Should we clamp the NopLength if we hit the error case? reportError won't stop immediately. Or are we relying on writeNopData to not exceed the maximum size internally?

637

Maybe just use a if statement here for !NopLength

644

I think he was refering to writeNopData. I suppose we could add a limit parameter to writeNopData, but every target would need to be updated for it.

llvm/test/MC/X86/x86-directive-nops-errors.s
6

Please use X86 rather than X32. X32 gets confusing with gnux32 where 32-bit pointers are used on a 64-bit target.

jcai19 marked an inline comment as done.Thu, Jul 23, 3:02 PM
jcai19 added inline comments.
llvm/include/llvm/MC/MCFragment.h
358

It was called NopLength.
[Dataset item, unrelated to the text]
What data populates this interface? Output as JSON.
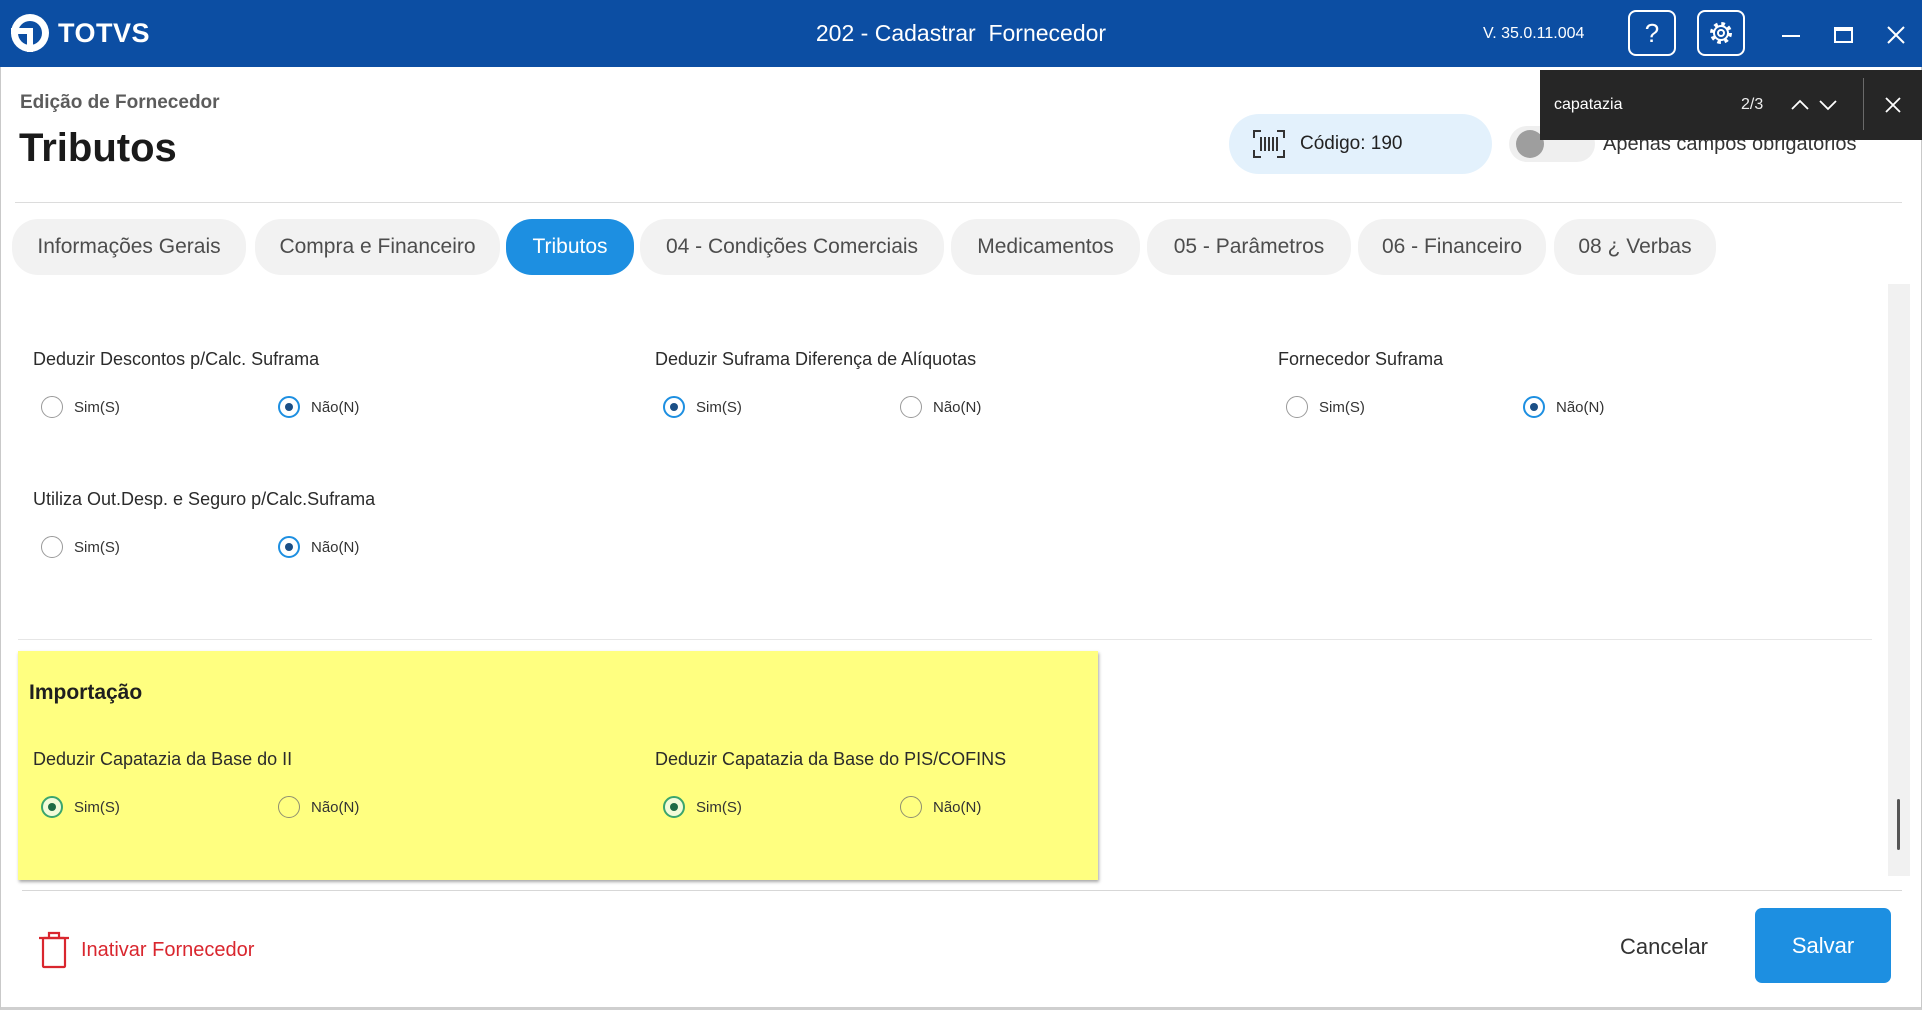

The name was confusing because I called it NopLength here but the same value MaxNopLength somewhere so @reames suggested me to rename it to MaxNopLength . While working on that I realized this value was meant to specify a soft cap on the size limit of a no-op instruction, i.e. the second argument (control) as https://sourceware.org/binutils/docs/as/Nops.html#Nops specified, so I kept the name to avoid the confusion with the function name getMaximumNopSize, which returns a "hard cap" LLVM can accept. Any suggestion on what a better name could be? Also I realized MaxNopLen in the newly introduced emitNops function should be renamed once we make a final decision on the naming. Will address other comments together in the next iteration. Thanks!
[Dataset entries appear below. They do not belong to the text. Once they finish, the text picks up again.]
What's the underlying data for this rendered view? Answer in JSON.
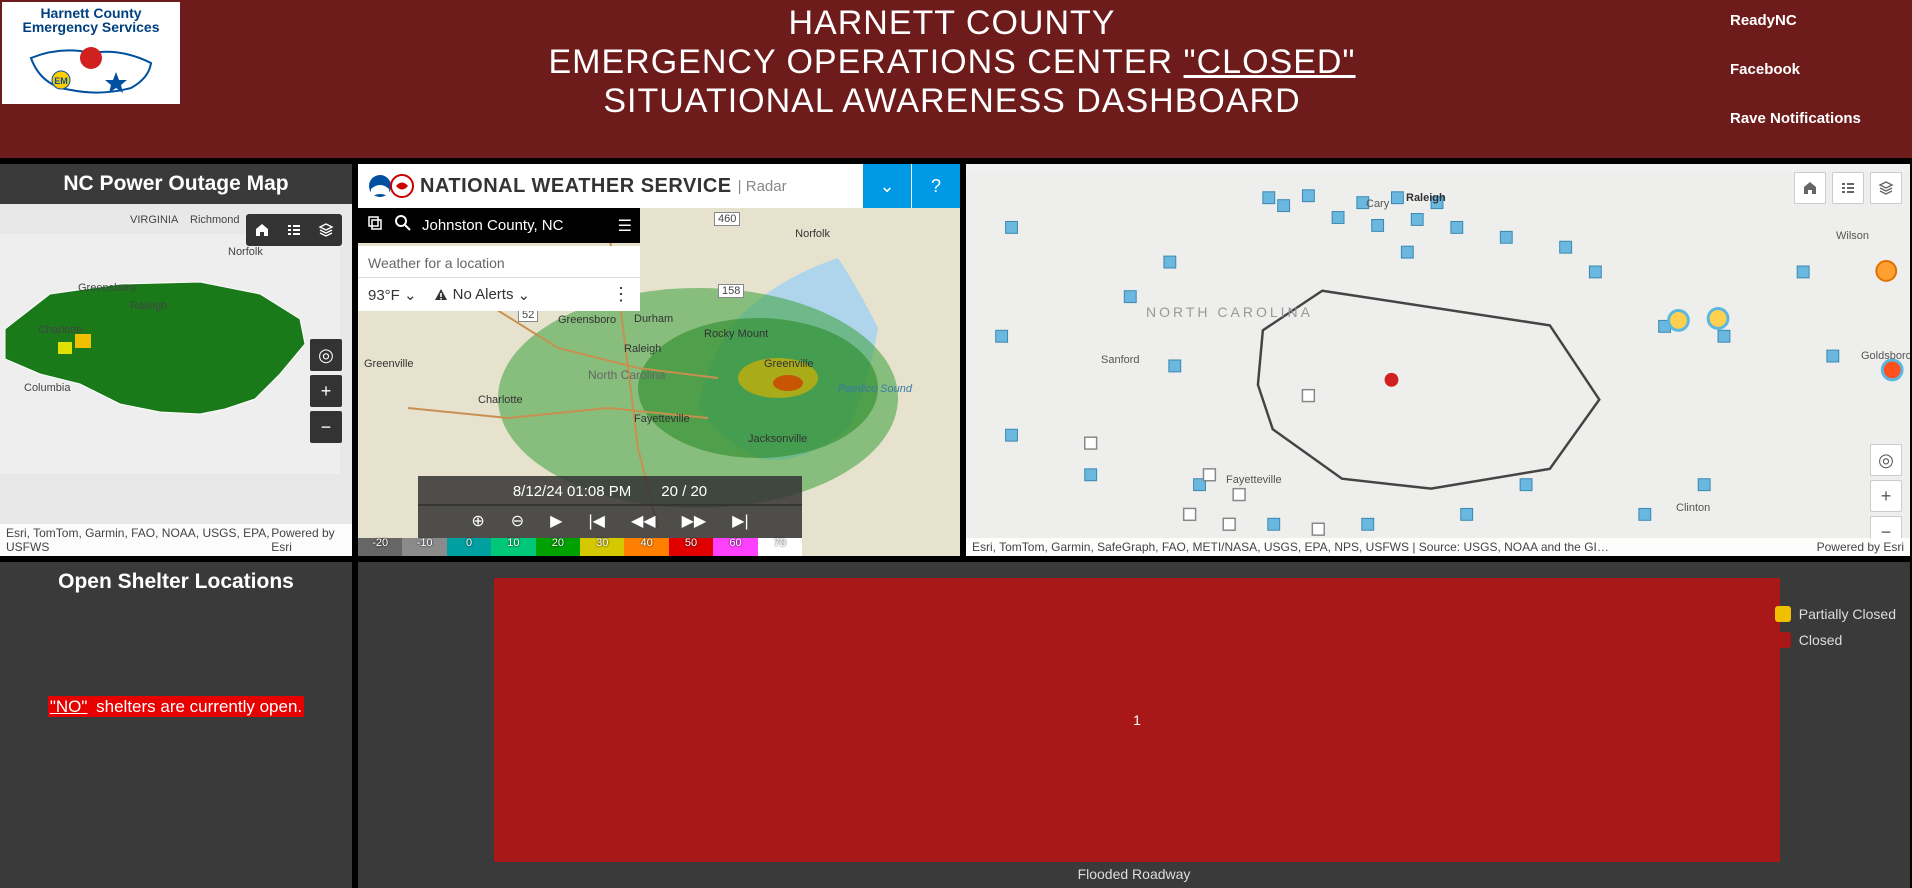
{
  "header": {
    "logo_line1": "Harnett County",
    "logo_line2": "Emergency Services",
    "title_line1": "HARNETT COUNTY",
    "title_line2_a": "EMERGENCY OPERATIONS CENTER ",
    "title_line2_b": "\"CLOSED\"",
    "title_line3": "SITUATIONAL AWARENESS DASHBOARD",
    "links": [
      "ReadyNC",
      "Facebook",
      "Rave Notifications"
    ]
  },
  "power_outage": {
    "title": "NC Power Outage Map",
    "attribution_left": "Esri, TomTom, Garmin, FAO, NOAA, USGS, EPA, USFWS",
    "attribution_right": "Powered by Esri",
    "labels": {
      "virginia": "VIRGINIA",
      "richmond": "Richmond",
      "norfolk": "Norfolk",
      "greensboro": "Greensboro",
      "raleigh": "Raleigh",
      "charlotte": "Charlotte",
      "columbia": "Columbia"
    }
  },
  "shelter": {
    "title": "Open Shelter Locations",
    "no_text": "\"NO\"",
    "rest_text": " shelters are currently open."
  },
  "nws": {
    "title": "NATIONAL WEATHER SERVICE",
    "subtitle": "Radar",
    "search_text": "Johnston County, NC",
    "wx_prompt": "Weather for a location",
    "temp": "93°F",
    "alerts": "No Alerts",
    "timeline_time": "8/12/24 01:08 PM",
    "timeline_frame": "20 / 20",
    "scale": [
      {
        "v": "-20",
        "c": "#666666"
      },
      {
        "v": "-10",
        "c": "#8a8a8a"
      },
      {
        "v": "0",
        "c": "#00a0a0"
      },
      {
        "v": "10",
        "c": "#00c878"
      },
      {
        "v": "20",
        "c": "#00a000"
      },
      {
        "v": "30",
        "c": "#d4c800"
      },
      {
        "v": "40",
        "c": "#ff8000"
      },
      {
        "v": "50",
        "c": "#e00000"
      },
      {
        "v": "60",
        "c": "#ff40ff"
      },
      {
        "v": "70",
        "c": "#ffffff"
      }
    ],
    "map_labels": {
      "norfolk": "Norfolk",
      "greensboro": "Greensboro",
      "durham": "Durham",
      "raleigh": "Raleigh",
      "rockymount": "Rocky Mount",
      "greenville": "Greenville",
      "charlotte": "Charlotte",
      "nc": "North Carolina",
      "fayetteville": "Fayetteville",
      "jacksonville": "Jacksonville",
      "greenvillesc": "Greenville",
      "pamlico": "Pamlico Sound",
      "r460": "460",
      "r158": "158",
      "r52": "52"
    }
  },
  "right_map": {
    "attribution_left": "Esri, TomTom, Garmin, SafeGraph, FAO, METI/NASA, USGS, EPA, NPS, USFWS | Source: USGS, NOAA and the GI…",
    "attribution_right": "Powered by Esri",
    "labels": {
      "raleigh": "Raleigh",
      "cary": "Cary",
      "wilson": "Wilson",
      "sanford": "Sanford",
      "goldsboro": "Goldsboro",
      "fayetteville": "Fayetteville",
      "clinton": "Clinton",
      "nc": "NORTH CAROLINA"
    }
  },
  "chart_data": {
    "type": "bar",
    "categories": [
      "Flooded Roadway"
    ],
    "series": [
      {
        "name": "Partially Closed",
        "color": "#f0c000",
        "values": [
          0
        ]
      },
      {
        "name": "Closed",
        "color": "#a81818",
        "values": [
          1
        ]
      }
    ],
    "value_label": "1",
    "xlabel": "Flooded Roadway"
  }
}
jcai19 updated this revision to Diff 282289.Fri, Jul 31, 11:53 AM

Renamed a variable name and addressed comments. @craig.topper Please let me know if it looks any better. And thanks for enabling multibyte-NOPs in 64-bit mode.

LGTM

Thank you!

This revision was not accepted when it landed; it landed in state Needs Review.Mon, Aug 3, 11:51 AM
This revision was landed with ongoing or failed builds.
This revision was automatically updated to reflect the committed changes.